I can’t even begin to count the number of times that I have been dismissed, mostly by male scholars, for addressing the issues that I listed in the previous paragraph with that same ol, tired argument about these being private, non-intellectual matters. The argument usually goes something like this: who you sleep with has nothing to do with the politics and quality of your intellectual work. It’s a lie. None of these men offer us anti-misogynist, anti-misogynoirist, anti-sexist, anti-patriarchal theory and scholarship. NONE! But if you are complicit in maintaining and ignoring misogyny, misogynoir, sexism, and western heteropatriarchy, then you won’t see anything wrong with scholarship that does the same.

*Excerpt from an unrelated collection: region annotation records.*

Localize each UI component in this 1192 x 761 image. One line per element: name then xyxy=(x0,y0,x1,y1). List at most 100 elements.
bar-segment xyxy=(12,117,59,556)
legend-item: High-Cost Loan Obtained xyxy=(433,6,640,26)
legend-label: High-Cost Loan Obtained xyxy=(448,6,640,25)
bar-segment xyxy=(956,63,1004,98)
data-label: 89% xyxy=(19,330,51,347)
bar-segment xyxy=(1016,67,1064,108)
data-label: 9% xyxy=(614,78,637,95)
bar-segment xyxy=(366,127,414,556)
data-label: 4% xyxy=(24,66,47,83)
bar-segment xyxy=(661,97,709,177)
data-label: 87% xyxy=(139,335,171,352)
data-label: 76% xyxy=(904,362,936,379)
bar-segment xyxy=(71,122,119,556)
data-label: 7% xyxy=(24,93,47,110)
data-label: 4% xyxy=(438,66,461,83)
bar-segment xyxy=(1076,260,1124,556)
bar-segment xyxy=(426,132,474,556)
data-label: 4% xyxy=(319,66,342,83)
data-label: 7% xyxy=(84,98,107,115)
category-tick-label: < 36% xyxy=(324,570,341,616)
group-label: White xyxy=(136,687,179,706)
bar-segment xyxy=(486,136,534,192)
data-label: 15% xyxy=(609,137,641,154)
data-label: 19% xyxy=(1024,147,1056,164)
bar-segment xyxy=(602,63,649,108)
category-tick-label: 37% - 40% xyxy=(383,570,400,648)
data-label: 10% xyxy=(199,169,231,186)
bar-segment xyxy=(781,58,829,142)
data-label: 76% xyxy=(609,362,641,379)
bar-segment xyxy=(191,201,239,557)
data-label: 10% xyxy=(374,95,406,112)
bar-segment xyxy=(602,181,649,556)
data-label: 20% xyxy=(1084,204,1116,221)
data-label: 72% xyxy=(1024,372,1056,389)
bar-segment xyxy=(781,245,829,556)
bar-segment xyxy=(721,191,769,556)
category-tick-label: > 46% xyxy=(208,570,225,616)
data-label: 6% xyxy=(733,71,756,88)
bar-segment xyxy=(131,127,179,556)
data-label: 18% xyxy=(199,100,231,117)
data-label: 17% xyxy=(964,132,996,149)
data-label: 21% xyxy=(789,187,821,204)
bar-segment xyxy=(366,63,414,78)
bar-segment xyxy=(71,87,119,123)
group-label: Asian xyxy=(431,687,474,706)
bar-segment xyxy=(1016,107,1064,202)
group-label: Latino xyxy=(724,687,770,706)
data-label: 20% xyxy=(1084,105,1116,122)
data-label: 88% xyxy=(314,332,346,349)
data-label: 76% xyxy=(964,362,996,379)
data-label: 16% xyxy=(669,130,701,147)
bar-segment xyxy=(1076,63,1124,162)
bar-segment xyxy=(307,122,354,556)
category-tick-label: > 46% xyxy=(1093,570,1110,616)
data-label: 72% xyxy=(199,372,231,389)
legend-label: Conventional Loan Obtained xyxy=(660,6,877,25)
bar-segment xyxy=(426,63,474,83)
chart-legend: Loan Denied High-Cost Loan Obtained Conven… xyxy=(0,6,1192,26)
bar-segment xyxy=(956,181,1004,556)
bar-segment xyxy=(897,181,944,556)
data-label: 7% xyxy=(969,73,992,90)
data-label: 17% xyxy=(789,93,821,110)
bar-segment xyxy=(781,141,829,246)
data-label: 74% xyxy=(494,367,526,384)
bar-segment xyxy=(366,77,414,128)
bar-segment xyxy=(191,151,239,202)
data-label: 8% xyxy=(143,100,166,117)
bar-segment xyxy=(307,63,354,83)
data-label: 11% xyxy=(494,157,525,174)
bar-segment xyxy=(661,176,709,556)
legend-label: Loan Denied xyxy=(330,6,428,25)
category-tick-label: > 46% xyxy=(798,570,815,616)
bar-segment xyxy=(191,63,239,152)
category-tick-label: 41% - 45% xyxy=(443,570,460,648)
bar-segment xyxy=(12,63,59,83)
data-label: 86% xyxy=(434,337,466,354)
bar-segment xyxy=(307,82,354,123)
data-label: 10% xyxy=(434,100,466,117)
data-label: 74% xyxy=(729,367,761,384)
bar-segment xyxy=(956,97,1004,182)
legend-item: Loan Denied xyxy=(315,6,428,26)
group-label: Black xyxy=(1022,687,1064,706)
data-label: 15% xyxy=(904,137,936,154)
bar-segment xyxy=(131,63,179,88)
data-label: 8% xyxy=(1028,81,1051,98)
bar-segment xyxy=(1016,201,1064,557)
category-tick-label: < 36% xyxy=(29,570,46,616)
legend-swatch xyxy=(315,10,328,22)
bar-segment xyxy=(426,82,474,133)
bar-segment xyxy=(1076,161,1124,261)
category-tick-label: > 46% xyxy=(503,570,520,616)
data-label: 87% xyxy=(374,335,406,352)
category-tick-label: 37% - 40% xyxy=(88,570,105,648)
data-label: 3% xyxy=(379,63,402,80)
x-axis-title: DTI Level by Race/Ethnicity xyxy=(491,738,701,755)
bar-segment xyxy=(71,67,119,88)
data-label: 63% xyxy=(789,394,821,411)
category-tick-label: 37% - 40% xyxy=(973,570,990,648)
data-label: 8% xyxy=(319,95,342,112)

While none of my stories here are “admissible” in “legal proceedings,” they are the only things that tell me how to protect myself and from whom. As Audre Lorde reminded us years ago:
Women of Color in America have grown up within a symphony of anger at being silenced at being unchosen, at knowing that when we survive, it is in spite of a world that takes for granted our lack of humanness, and which hates our very existence outside of its service. And I say symphony rather than cacophony because we have had to learn to orchestrate those furies so that they do not tear us apart. We have had to learn to move through them and use them for strength and force and insight within our daily lives. Those of us who did not learn this difficult lesson did not survive.
BlackWomenTalk teaches me about the institutions that employ and surround me. And now that I am grown, I am a full participant and I STAY on my job when it comes to talkin this BlackWomenTalk. Due process may never bring us our due… but we have never been silent or complacent about the everyday realities of misogyny and sexual violence in our lives.